I saw my cat undecided in his mind whether he should get up on the table and steal the remains of my dinner or not. The chair was some eighteen inches away with its back towards the table, so it was a little troublesome for him to get his feet first on the bar and then on the table. He was not at all hungry but he tried, saw it would not be quite easy and gave it up; then he thought better of it and tried again, and saw again that it was not all perfectly plain sailing; and so backwards and forwards with the first-he-would-and-then-he-wouldn’tism of a mind so nearly in equilibrium that a hair’s weight would turn the scale one way or the other.
I thought how closely it resembled the action of beer trickling on a slightly sloping table.
The Union Bank
There is a settlement in the Union Bank building, Chancery Lane, which has made three large cracks in the main door steps. I remember these cracks more than twenty years ago, just after the bank was built, as mere thin lines and now they must be some half an inch wide and are still slowly widening. They have altered very gradually, but not an hour or a minute has passed without a groaning and travailing together on the part of every stone and piece of timber in the building to settle how a modus vivendi should be arrived at. This is why the crack is said to be caused by a settlement—some parts of the building willing this and some that, and the battle going on, as even the steadiest and most unbroken battles must go, by fits and starts which, though to us appearing as an even tenor, would, if we could see them under a microscope, prove to be a succession of bloody engagements between regiments that sometimes lost and sometimes won. Sometimes, doubtless, strained relations have got settled by peaceful arbitration and reference to the solicitors of the contending parts without open visible rupture; at other times, again, discontent has gathered on discontent as the snow upon a sub-alpine slope, flake by flake, till the last is one too many and the whole comes crashing down—whereon the cracks have opened some minute fraction of an inch wider.

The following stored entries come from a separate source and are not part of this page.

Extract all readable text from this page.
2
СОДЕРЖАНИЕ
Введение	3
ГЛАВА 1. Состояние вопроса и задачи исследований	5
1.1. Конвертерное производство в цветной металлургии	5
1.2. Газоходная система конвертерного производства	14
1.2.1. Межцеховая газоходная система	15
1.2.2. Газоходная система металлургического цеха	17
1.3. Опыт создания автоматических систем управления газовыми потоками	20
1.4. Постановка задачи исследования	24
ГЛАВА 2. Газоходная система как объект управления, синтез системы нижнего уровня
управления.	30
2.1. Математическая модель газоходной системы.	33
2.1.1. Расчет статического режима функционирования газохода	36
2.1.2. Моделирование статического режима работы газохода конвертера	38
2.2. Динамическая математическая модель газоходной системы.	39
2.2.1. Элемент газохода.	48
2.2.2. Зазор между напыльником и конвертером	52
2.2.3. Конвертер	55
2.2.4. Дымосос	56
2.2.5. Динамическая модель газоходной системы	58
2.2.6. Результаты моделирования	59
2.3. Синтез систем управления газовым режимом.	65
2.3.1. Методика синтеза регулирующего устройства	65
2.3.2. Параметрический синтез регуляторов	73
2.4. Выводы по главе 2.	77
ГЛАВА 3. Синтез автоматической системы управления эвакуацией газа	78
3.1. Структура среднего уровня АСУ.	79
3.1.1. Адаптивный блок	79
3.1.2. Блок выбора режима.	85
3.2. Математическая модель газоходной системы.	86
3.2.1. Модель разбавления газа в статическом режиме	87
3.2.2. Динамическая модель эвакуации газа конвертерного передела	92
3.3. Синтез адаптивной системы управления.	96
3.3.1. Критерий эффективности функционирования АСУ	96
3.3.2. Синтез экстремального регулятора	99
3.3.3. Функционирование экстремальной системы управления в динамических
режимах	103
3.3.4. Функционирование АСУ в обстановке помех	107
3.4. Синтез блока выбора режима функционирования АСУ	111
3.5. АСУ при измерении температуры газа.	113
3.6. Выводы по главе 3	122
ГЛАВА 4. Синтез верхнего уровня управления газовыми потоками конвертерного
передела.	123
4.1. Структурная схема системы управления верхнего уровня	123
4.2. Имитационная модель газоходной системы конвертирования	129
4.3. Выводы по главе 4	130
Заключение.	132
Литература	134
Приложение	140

Of this we see nothing. All we note is that a score of years have gone by and that the cracks are rather wider. So, doubtless, if the materials of which the bank is built could speak, they would say they knew nothing of the varied interests that sometimes coalesce and sometimes conflict within the building. The joys of the rich depositor, the anguish of the bankrupt are nothing to them; the stream of people coming in and going out is as steady, continuous a thing to them as a blowing wind or a running river to ourselves; all they know or care about is that they have a trifle more weight of books and clerks and bullion than they once had, and that this hinders them somewhat in their effort after a permanent settlement.
The Unity of Nature
I meet a melancholy old Savoyard playing on a hurdy-gurdy, grisly, dejected, dirty, with a look upon him as though the iron had long since entered into his soul. It is a frosty morning but he has very little clothing, and there is a dumb despairing look about him which is surely genuine. There passes him a young butcher boy with his tray of meat upon his shoulder. He is ruddy, lusty, full of life and health and spirits, and he vents these in a shrill whistle which eclipses the hurdy-gurdy of the Savoyard.
The like holds good with the horses and cats and dogs which I meet daily, with the flies in window panes and with plants, some are successful, other have now passed their prime. Look at the failures per se and they make one very unhappy, but it helps matters to look at them in their capacities as parts of a whole rather than as isolated.
I cannot see things round about me without feeling that they are all parts of one whole which is trying to do something; it has not perhaps a perfectly clear idea of what it is trying after, but it is doing its best. I see old age, decay and failure as the relaxation, after effort, of a muscle in the corporation of things, or as a tentative effort in a wrong direction, or as the dropping off of particles of skin from a healthy limb. This dropping off is the death of any given generation of our cells as they work their way nearer and nearer to our skins and then get rubbed off and go away. It is as though we sent people to live nearer and nearer the churchyard the older they grew. As for the skin that is shed, in the first place it has had its turn, in the second it starts anew under fresh auspices, for it can at no time cease to be part of the universe, it must always live in one way or another.